Charlotte nodded. “I think we have it. Penny shot at George to scare him, accidentally hitting Erin who was hiding in the closet. When the coast was clear, Erin ran for home, but she was hurt worse than she thought. She ended up collapsing near my future home, possibly trying to avoid Al’s car. Harry found her, maybe on his way back from patching the hole, maybe just before. Either way, he thought he had a case to solve.”
“If he fixed the closet first, he would have seen the blood in the closet. Wouldn’t he have said something to Penny?”
“Maybe he thought there was a fight and was embarrassed to say anything. Even patching a bullet hole, the blood was in a strange spot. You wouldn’t assume a murder took place. You’d think maybe Penny punched George in the nose or someone cut their hand trying to fix the wall and then gave up.”
“And then he found Erin and he knew their history…”
“Exactly.

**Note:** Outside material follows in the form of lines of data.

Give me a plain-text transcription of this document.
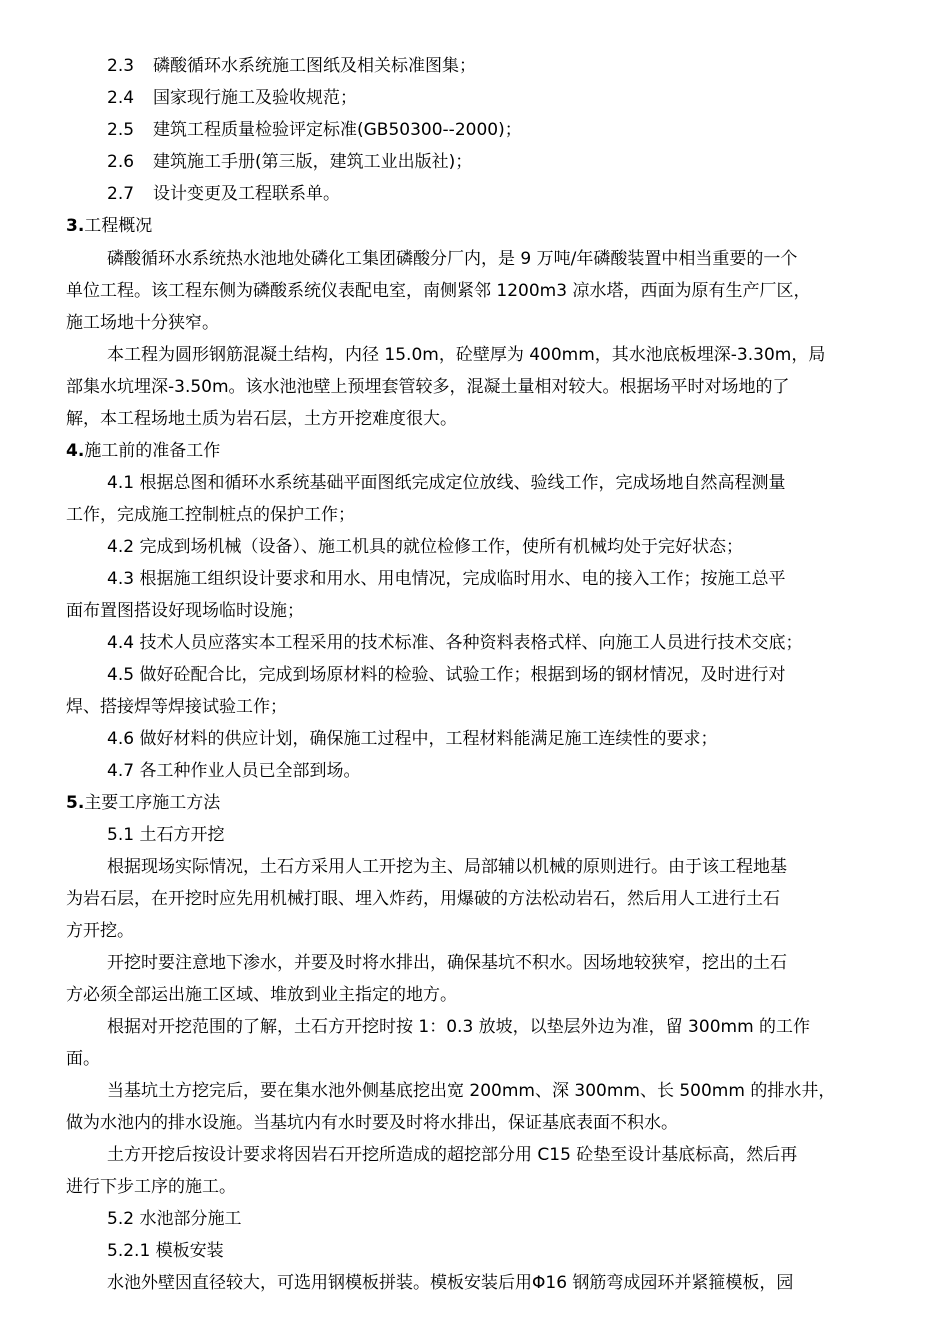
2.3 磷酸循环水系统施工图纸及相关标准图集；
2.4 国家现行施工及验收规范；
2.5 建筑工程质量检验评定标准(GB50300--2000)；
2.6 建筑施工手册(第三版，建筑工业出版社)；
2.7 设计变更及工程联系单。
3.工程概况
磷酸循环水系统热水池地处磷化工集团磷酸分厂内，是 9 万吨/年磷酸装置中相当重要的一个
单位工程。该工程东侧为磷酸系统仪表配电室，南侧紧邻 1200m3 凉水塔，西面为原有生产厂区，
施工场地十分狭窄。
本工程为圆形钢筋混凝土结构，内径 15.0m，砼壁厚为 400mm，其水池底板埋深-3.30m，局
部集水坑埋深-3.50m。该水池池壁上预埋套管较多，混凝土量相对较大。根据场平时对场地的了
解，本工程场地土质为岩石层，土方开挖难度很大。
4.施工前的准备工作
4.1 根据总图和循环水系统基础平面图纸完成定位放线、验线工作，完成场地自然高程测量
工作，完成施工控制桩点的保护工作；
4.2 完成到场机械（设备）、施工机具的就位检修工作，使所有机械均处于完好状态；
4.3 根据施工组织设计要求和用水、用电情况，完成临时用水、电的接入工作；按施工总平
面布置图搭设好现场临时设施；
4.4 技术人员应落实本工程采用的技术标准、各种资料表格式样、向施工人员进行技术交底；
4.5 做好砼配合比，完成到场原材料的检验、试验工作；根据到场的钢材情况，及时进行对
焊、搭接焊等焊接试验工作；
4.6 做好材料的供应计划，确保施工过程中，工程材料能满足施工连续性的要求；
4.7 各工种作业人员已全部到场。
5.主要工序施工方法
5.1 土石方开挖
根据现场实际情况，土石方采用人工开挖为主、局部辅以机械的原则进行。由于该工程地基
为岩石层，在开挖时应先用机械打眼、埋入炸药，用爆破的方法松动岩石，然后用人工进行土石
方开挖。
开挖时要注意地下渗水，并要及时将水排出，确保基坑不积水。因场地较狭窄，挖出的土石
方必须全部运出施工区域、堆放到业主指定的地方。
根据对开挖范围的了解，土石方开挖时按 1：0.3 放坡，以垫层外边为准，留 300mm 的工作
面。
当基坑土方挖完后，要在集水池外侧基底挖出宽 200mm、深 300mm、长 500mm 的排水井，
做为水池内的排水设施。当基坑内有水时要及时将水排出，保证基底表面不积水。
土方开挖后按设计要求将因岩石开挖所造成的超挖部分用 C15 砼垫至设计基底标高，然后再
进行下步工序的施工。
5.2 水池部分施工
5.2.1 模板安装
水池外壁因直径较大，可选用钢模板拼装。模板安装后用Φ16 钢筋弯成园环并紧箍模板，园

He realized the blood in the closet was hers, and hid her body so he could be the one to solve her case. He assumed
George
had murdered her, so he went back and swapped out the floorboards to have proof of Erin’s being there.”
“But why wouldn’t he think Penny killed her? She was the woman scorned.”
“Would you call someone to patch your wall with blood in the closet if you’d just killed a girl there?”
“Probably not.”
“And George was gone, mad at Penny. Harry probably thought he was laying low.”
Darla sighed. “All this when that poor girl was trying to end it with George and do the right thing. What terrible luck.”
Charlotte grimaced. “Let’s get out of here. We have to tell Frank.”
Darla took one step outside the room and screamed, which in turn made Charlotte scream. She caught her breath, still shaking, and stumbled forward, pushing her way into the hallway past Darla who stood frozen, staring toward the kitchen.
Charlotte saw the figure at the end of the hall. It took everything she had not to scream again.
“Harry,” she said.
“I’ll tell you what’s terrible luck…” he said.
“Now Harry, don’t do anything stupid,” said Charlotte, holding up her hands as she visually searched him for weapons. He appeared unarmed.
As her eyes adjusted to the dim light of the hallway, she saw he was pale as a boiled potato, beads of sweat covering his brow.
“Not
your
bad luck,” he said, his voice hoarse. “Mine.”
“What?” said Charlotte. She felt like she was clinging to the wing of a jet; no one was moving and yet everything was moving too fast.
“I was wrong again?” said Harry, putting his hand on the wall to steady himself. “Penny shot her?”
“Yes,” she said, the world beginning to focus. “Harry, Erin was hiding in the closet. When Penny shot at George, the bullet went into the closet and hit her. Penny and George took their argument to another room and she ran out.”
“Then you found her,” said Darla, trying to push forward.